His father was minister of St John’s Church, Canberra, from 1855 to 1905.

 

A Book titled “Pioneer Parson of Early Canberra” by John Cope, 2006, about his father was published in 2006, based on his dairies “a significant figure in the lives of so many people who lived in the sparsely populated Canberra district in the second half of the 19th Century.”

 

During the Boer War, both Paulus and his older brother William “Brad” Bradshaw Galliard Smith, fought with the Colonial Forces in the Boer War.

 

His brother known as “Brad” or “Bradshaw”, was a rambunctious “Gold Digger” whose journey led him from Australian Gold Mines to South Africa, it looks like his brother Paulus might have accompanied him, his father hated Brad’s habit of “gadding about the countryside” digging gold or working on cattle ranches and refusing to settle down.

 

His brother had joined the 2nd Scottish Horse, and was killed in action at Bakenlaagte where the 2nd Scottish Horse made a stand and took heavy casualties.

 

Boer War Service of PAF Smith:

 

Shown on the QSA Medal roll of the Field Intelligence Department as a Guide, with 3 bars for Cape Colony, OFS and Transvaal.

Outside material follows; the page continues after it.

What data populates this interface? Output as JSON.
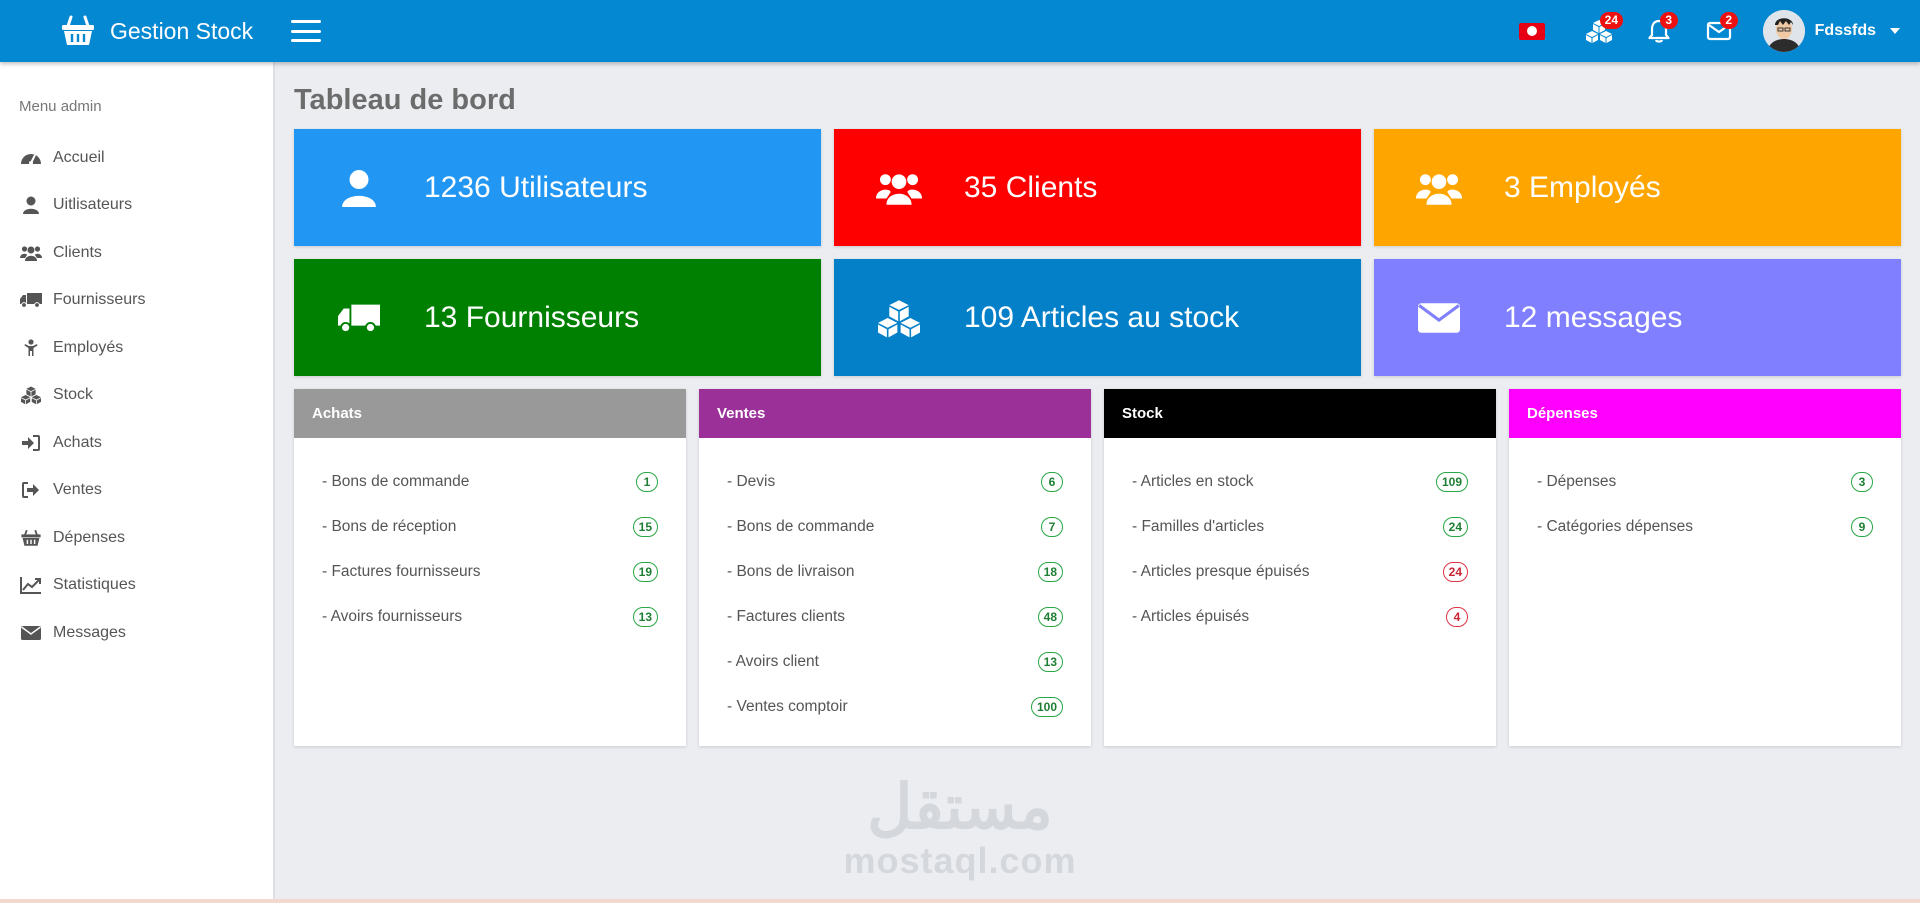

It notes that he has before joining the F.I.D. served as a Civilian Conductor in the Army Service Corps.

 

Whilst working as an Agent living in Dundee he married Anna Dorothea Grissaer in Pietermaritzburg, Natal, on 13th August 1909.

 

World War 1:

 

Enlisted at Cape Town on 13th September 1916, working as a Clerk aged 47, this looks to be a 2nd Enlistment, having probably been discharged following earlier service in German South West Africa during 1914-5 as a Lieut in the South African Service Corps.

 

Joined the 5th South African Infantry and was posted for service in German East Africa, where he served for 7 months.

 

However the dangerous climate led to Malaria: “Several attacks of Fever, Twice in Hospital in East Africa. Arrvied back in Union, 18th May 1917 and was sent to Potchefstrom Hospital, under treatment for 1 months, with 2 months Recoup leave, discharged as unfit for Military Service on 18th August 1917, last attack of fever on 6th October 1917.”

 

It looks like he rejoined and became a Captain, later after the war he still appears to be a serving Sergeant in the 5th South African Infantry on 10th April 1921 when he died aged 50 of Pulmonary Tuberculosis, being buried and commemorated by the South African War Graves Commission.